Following several high-profile scandals and allegations levelled against Facebook Chief Executive Officer, Mark Zuckerberg, four major Facebook Inc. investors have proposed his removal as chairman, hoping to get more support from other larger asset managers.
Illinois’ State treasurers, Rhode Island and Pennsylvania, and New York City Comptroller Scott Stringer sponsored the proposal.
Recall that a similar shareholder proposal seeking an independent chair on Facebook was trounced last year.
According to the Economic Times, Rhode Island State Treasurer, Seth Magaziner said that the latest proposal was still worth filing as a way to draw attention to Facebook’s problems and how to solve them. “This will allow us to force a conversation at the annual meeting, and from now until then — in the court of public opinion,” Magaziner said in a telephone interview.
However, Facebook spokesperson declined to comment on the development when contacted.
At least three of the four public funds supported the 2017 resolution as well. The current proposal, meant for Facebook’s annual shareholder meeting in May 2019, asks the board to create an independent board chair to improve oversight, a common practice at other companies.
It cites controversies that have hurt the reputation of the world’s largest social media network, including the unauthorized sharing of user information, the proliferation of fake news, and foreign meddling in U.S. elections.
Illinois State Treasurer, Michael Frerichs also said in an interview that, while an independent chair might not have prevented all the issues, “there might have been fewer of these problems and less of a drop-in share price” at the company.
The 2017 resolution received the support of a slim majority of outside investors, according to the public fund leaders’ calculations.
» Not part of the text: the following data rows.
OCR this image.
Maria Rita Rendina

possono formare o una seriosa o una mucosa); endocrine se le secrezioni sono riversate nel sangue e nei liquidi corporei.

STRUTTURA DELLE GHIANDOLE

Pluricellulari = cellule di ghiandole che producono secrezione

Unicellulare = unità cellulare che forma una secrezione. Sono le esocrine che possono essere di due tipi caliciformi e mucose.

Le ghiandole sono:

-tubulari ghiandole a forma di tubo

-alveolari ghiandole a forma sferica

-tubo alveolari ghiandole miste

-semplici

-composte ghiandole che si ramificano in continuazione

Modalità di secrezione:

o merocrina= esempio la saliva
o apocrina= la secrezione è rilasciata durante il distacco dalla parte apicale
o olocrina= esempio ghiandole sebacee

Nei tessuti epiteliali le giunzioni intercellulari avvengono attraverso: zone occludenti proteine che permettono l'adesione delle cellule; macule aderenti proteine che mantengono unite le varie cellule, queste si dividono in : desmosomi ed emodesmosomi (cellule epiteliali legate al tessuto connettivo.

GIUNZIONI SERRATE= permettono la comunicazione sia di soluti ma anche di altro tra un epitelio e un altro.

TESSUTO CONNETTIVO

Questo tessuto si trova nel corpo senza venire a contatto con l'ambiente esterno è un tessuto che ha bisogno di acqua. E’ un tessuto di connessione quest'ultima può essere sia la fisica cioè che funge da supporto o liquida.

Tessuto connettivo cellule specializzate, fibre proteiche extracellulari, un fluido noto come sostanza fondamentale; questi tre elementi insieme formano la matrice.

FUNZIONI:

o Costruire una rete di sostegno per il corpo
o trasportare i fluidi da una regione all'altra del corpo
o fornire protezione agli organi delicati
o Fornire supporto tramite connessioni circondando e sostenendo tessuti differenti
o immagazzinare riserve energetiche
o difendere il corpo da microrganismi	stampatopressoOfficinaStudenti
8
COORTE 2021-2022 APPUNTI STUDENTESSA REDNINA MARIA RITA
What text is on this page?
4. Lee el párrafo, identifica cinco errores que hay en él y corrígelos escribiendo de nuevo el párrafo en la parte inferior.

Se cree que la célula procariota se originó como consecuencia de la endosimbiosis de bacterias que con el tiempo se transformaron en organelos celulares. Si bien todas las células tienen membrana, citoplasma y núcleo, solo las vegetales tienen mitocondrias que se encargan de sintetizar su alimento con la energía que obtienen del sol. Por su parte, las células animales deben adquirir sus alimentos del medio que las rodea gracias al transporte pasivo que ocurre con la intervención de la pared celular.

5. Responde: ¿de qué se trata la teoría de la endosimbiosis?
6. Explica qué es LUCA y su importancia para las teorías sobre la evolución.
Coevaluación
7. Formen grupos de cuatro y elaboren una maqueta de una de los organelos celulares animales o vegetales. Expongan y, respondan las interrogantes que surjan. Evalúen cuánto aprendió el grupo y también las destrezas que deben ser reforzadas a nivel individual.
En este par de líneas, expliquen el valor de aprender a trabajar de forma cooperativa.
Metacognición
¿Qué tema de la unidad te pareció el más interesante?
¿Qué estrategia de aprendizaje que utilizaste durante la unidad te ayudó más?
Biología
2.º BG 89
Magaziner and Frerichs said they planned to talk with larger Facebook investors in coming months to seek their support.
Among Facebook’s largest investors, the Vanguard Total Stock Market Index Fund and Fidelity Contrafund voted against the 2017 proposal, securities filings show, while the American Funds Growth Fund of America supported it.
In opposing the 2017 proposal, Facebook said an independent chair could “cause uncertainty, confusion, and inefficiency in board and management function and relations.” Zuckerberg has about 60 percent voting rights, according to a company filing in April.